Deep Learning for Time Series Forecasting: A Survey
Xiangjie Kong, Zhenghao Chen, Weiyao Liu, Kaili Ning, Lechao Zhang, Syauqie Muhammad Marier, Yichen Liu, Yuhao Chen, Feng Xia
TL;DR
This survey addresses the challenge of organizing the rapidly evolving field of deep learning for time series forecasting (DTSF) by proposing a dynamic architecture taxonomy and detailing feature extraction methodologies. It categorizes DTSF models into explicit-structure and implicit-structure families, covering encoder-decoder, Transformer, GAN-based, integrated, and cascade designs, and discusses their respective strengths and limitations. It also emphasizes series composition and feature-enhancement techniques, including dimension decomposition, time-frequency conversion, pre-training, and patch-based segmentation, while compiling datasets across energy, healthcare, traffic, meteorology, and economics. Finally, the paper highlights pressing challenges—privacy, interpretability, temporal continuity, parallel computing, and scaling—along with promising directions such as representation learning, causal inference, diffusion models, ensemble weighting, and cross-disciplinary approaches.
Abstract
Time series forecasting (TSF) has long been a crucial task in both industry and daily life.

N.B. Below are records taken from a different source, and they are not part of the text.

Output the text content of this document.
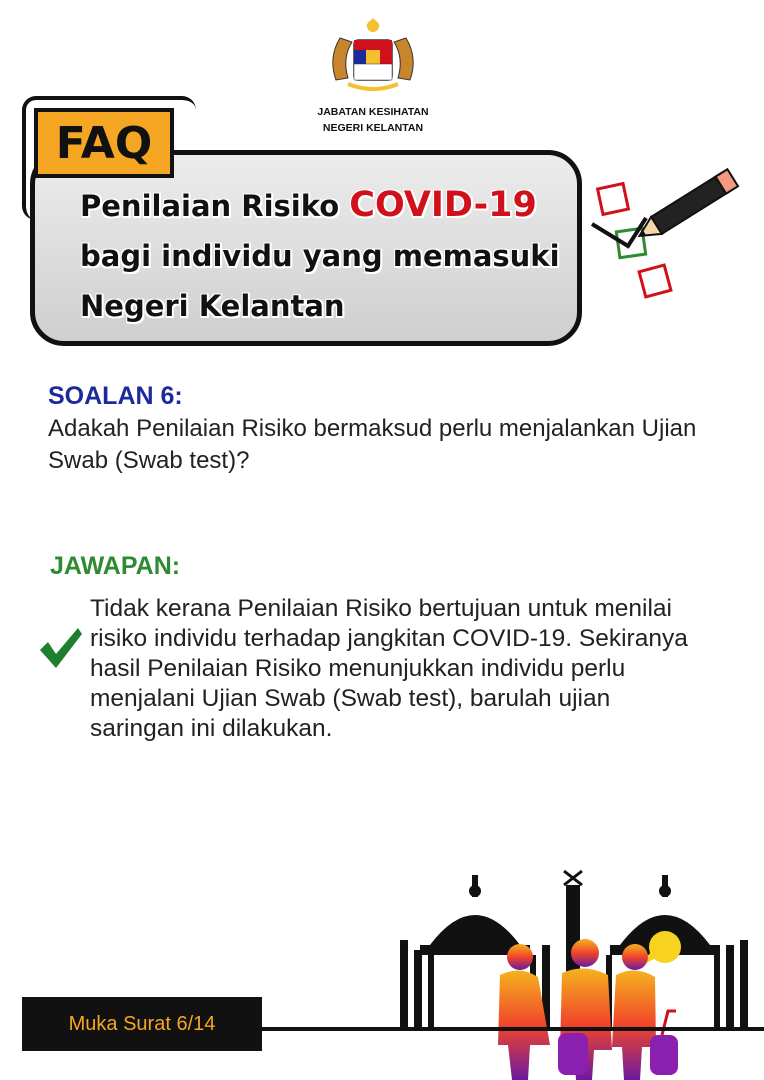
JABATAN KESIHATAN
NEGERI KELANTAN
FAQ
Penilaian Risiko COVID-19
bagi individu yang memasuki
Negeri Kelantan
SOALAN 6:
Adakah Penilaian Risiko bermaksud perlu menjalankan Ujian Swab (Swab test)?
JAWAPAN:
Tidak kerana Penilaian Risiko bertujuan untuk menilai risiko individu terhadap jangkitan COVID-19. Sekiranya hasil Penilaian Risiko menunjukkan individu perlu menjalani Ujian Swab (Swab test), barulah ujian saringan ini dilakukan.
Muka Surat 6/14
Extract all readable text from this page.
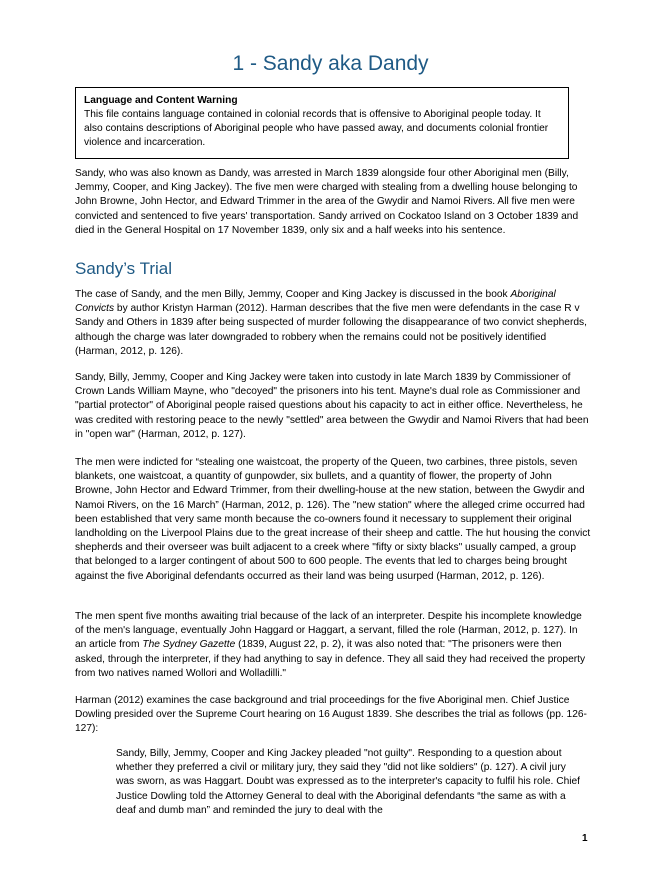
1 - Sandy aka Dandy
Language and Content Warning
This file contains language contained in colonial records that is offensive to Aboriginal people today. It also contains descriptions of Aboriginal people who have passed away, and documents colonial frontier violence and incarceration.

Sandy, who was also known as Dandy, was arrested in March 1839 alongside four other Aboriginal men (Billy, Jemmy, Cooper, and King Jackey). The five men were charged with stealing from a dwelling house belonging to John Browne, John Hector, and Edward Trimmer in the area of the Gwydir and Namoi Rivers. All five men were convicted and sentenced to five years' transportation. Sandy arrived on Cockatoo Island on 3 October 1839 and died in the General Hospital on 17 November 1839, only six and a half weeks into his sentence.

Sandy’s Trial

The case of Sandy, and the men Billy, Jemmy, Cooper and King Jackey is discussed in the book Aboriginal Convicts by author Kristyn Harman (2012). Harman describes that the five men were defendants in the case R v Sandy and Others in 1839 after being suspected of murder following the disappearance of two convict shepherds, although the charge was later downgraded to robbery when the remains could not be positively identified (Harman, 2012, p. 126).

Sandy, Billy, Jemmy, Cooper and King Jackey were taken into custody in late March 1839 by Commissioner of Crown Lands William Mayne, who "decoyed" the prisoners into his tent. Mayne's dual role as Commissioner and "partial protector" of Aboriginal people raised questions about his capacity to act in either office. Nevertheless, he was credited with restoring peace to the newly "settled" area between the Gwydir and Namoi Rivers that had been in "open war" (Harman, 2012, p. 127).

The men were indicted for “stealing one waistcoat, the property of the Queen, two carbines, three pistols, seven blankets, one waistcoat, a quantity of gunpowder, six bullets, and a quantity of flower, the property of John Browne, John Hector and Edward Trimmer, from their dwelling-house at the new station, between the Gwydir and Namoi Rivers, on the 16 March” (Harman, 2012, p. 126). The "new station" where the alleged crime occurred had been established that very same month because the co-owners found it necessary to supplement their original landholding on the Liverpool Plains due to the great increase of their sheep and cattle. The hut housing the convict shepherds and their overseer was built adjacent to a creek where "fifty or sixty blacks" usually camped, a group that belonged to a larger contingent of about 500 to 600 people. The events that led to charges being brought against the five Aboriginal defendants occurred as their land was being usurped (Harman, 2012, p. 126).

The men spent five months awaiting trial because of the lack of an interpreter. Despite his incomplete knowledge of the men's language, eventually John Haggard or Haggart, a servant, filled the role (Harman, 2012, p. 127). In an article from The Sydney Gazette (1839, August 22, p. 2), it was also noted that: "The prisoners were then asked, through the interpreter, if they had anything to say in defence. They all said they had received the property from two natives named Wollori and Wolladilli."

Harman (2012) examines the case background and trial proceedings for the five Aboriginal men. Chief Justice Dowling presided over the Supreme Court hearing on 16 August 1839. She describes the trial as follows (pp. 126-127):

Sandy, Billy, Jemmy, Cooper and King Jackey pleaded "not guilty". Responding to a question about whether they preferred a civil or military jury, they said they "did not like soldiers" (p. 127). A civil jury was sworn, as was Haggart. Doubt was expressed as to the interpreter's capacity to fulfil his role. Chief Justice Dowling told the Attorney General to deal with the Aboriginal defendants “the same as with a deaf and dumb man” and reminded the jury to deal with the

1
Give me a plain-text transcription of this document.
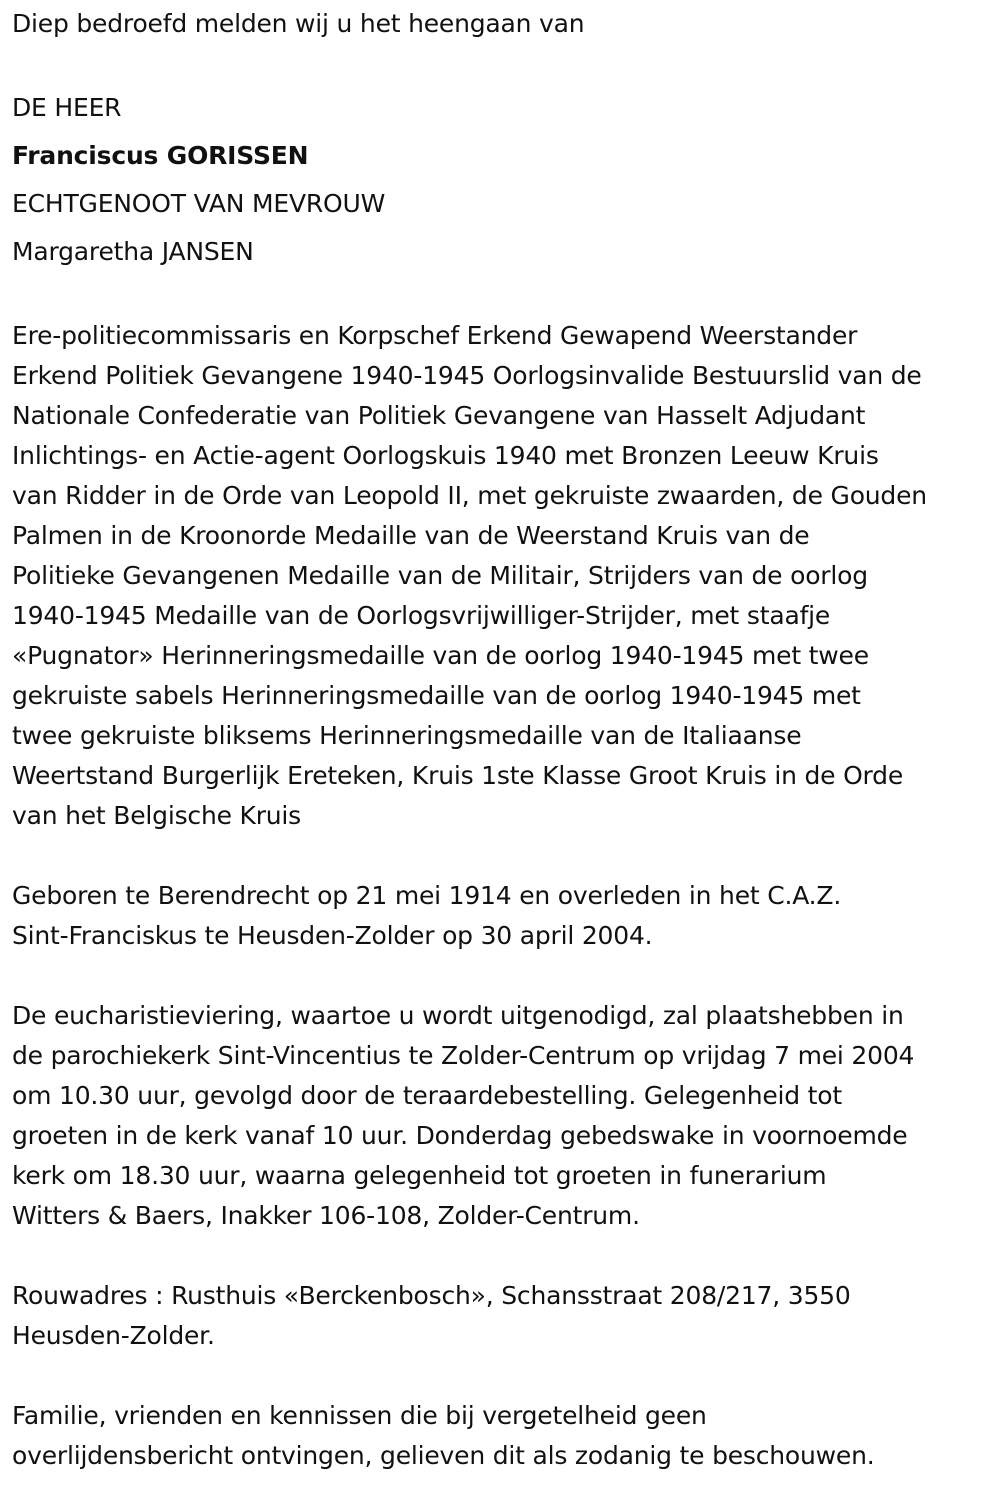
Diep bedroefd melden wij u het heengaan van

DE HEER

Franciscus GORISSEN

ECHTGENOOT VAN MEVROUW

Margaretha JANSEN

Ere-politiecommissaris en Korpschef Erkend Gewapend Weerstander

Erkend Politiek Gevangene 1940-1945 Oorlogsinvalide Bestuurslid van de

Nationale Confederatie van Politiek Gevangene van Hasselt Adjudant

Inlichtings- en Actie-agent Oorlogskuis 1940 met Bronzen Leeuw Kruis

van Ridder in de Orde van Leopold II, met gekruiste zwaarden, de Gouden

Palmen in de Kroonorde Medaille van de Weerstand Kruis van de

Politieke Gevangenen Medaille van de Militair, Strijders van de oorlog

1940-1945 Medaille van de Oorlogsvrijwilliger-Strijder, met staafje

«Pugnator» Herinneringsmedaille van de oorlog 1940-1945 met twee

gekruiste sabels Herinneringsmedaille van de oorlog 1940-1945 met

twee gekruiste bliksems Herinneringsmedaille van de Italiaanse

Weertstand Burgerlijk Ereteken, Kruis 1ste Klasse Groot Kruis in de Orde

van het Belgische Kruis

Geboren te Berendrecht op 21 mei 1914 en overleden in het C.A.Z.

Sint-Franciskus te Heusden-Zolder op 30 april 2004.

De eucharistieviering, waartoe u wordt uitgenodigd, zal plaatshebben in

de parochiekerk Sint-Vincentius te Zolder-Centrum op vrijdag 7 mei 2004

om 10.30 uur, gevolgd door de teraardebestelling. Gelegenheid tot

groeten in de kerk vanaf 10 uur. Donderdag gebedswake in voornoemde

kerk om 18.30 uur, waarna gelegenheid tot groeten in funerarium

Witters & Baers, Inakker 106-108, Zolder-Centrum.

Rouwadres : Rusthuis «Berckenbosch», Schansstraat 208/217, 3550

Heusden-Zolder.

Familie, vrienden en kennissen die bij vergetelheid geen

overlijdensbericht ontvingen, gelieven dit als zodanig te beschouwen.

Most classical statistical models may have certain limitations when applied to practical scenarios in fields such as energy, healthcare, traffic, meteorology, and economics, especially when high accuracy is required. With the continuous development of deep learning, numerous new models have emerged in the field of time series forecasting in recent years. However, existing surveys have not provided a unified summary of the wide range of model architectures in this field, nor have they given detailed summaries of works in feature extraction and datasets. To address this gap, in this review, we comprehensively study the previous works and summarize the general paradigms of Deep Time Series Forecasting (DTSF) in terms of model architectures. Besides, we take an innovative approach by focusing on the composition of time series and systematically explain important feature extraction methods. Additionally, we provide an overall compilation of datasets from various domains in existing works. Finally, we systematically emphasize the significant challenges faced and future research directions in this field.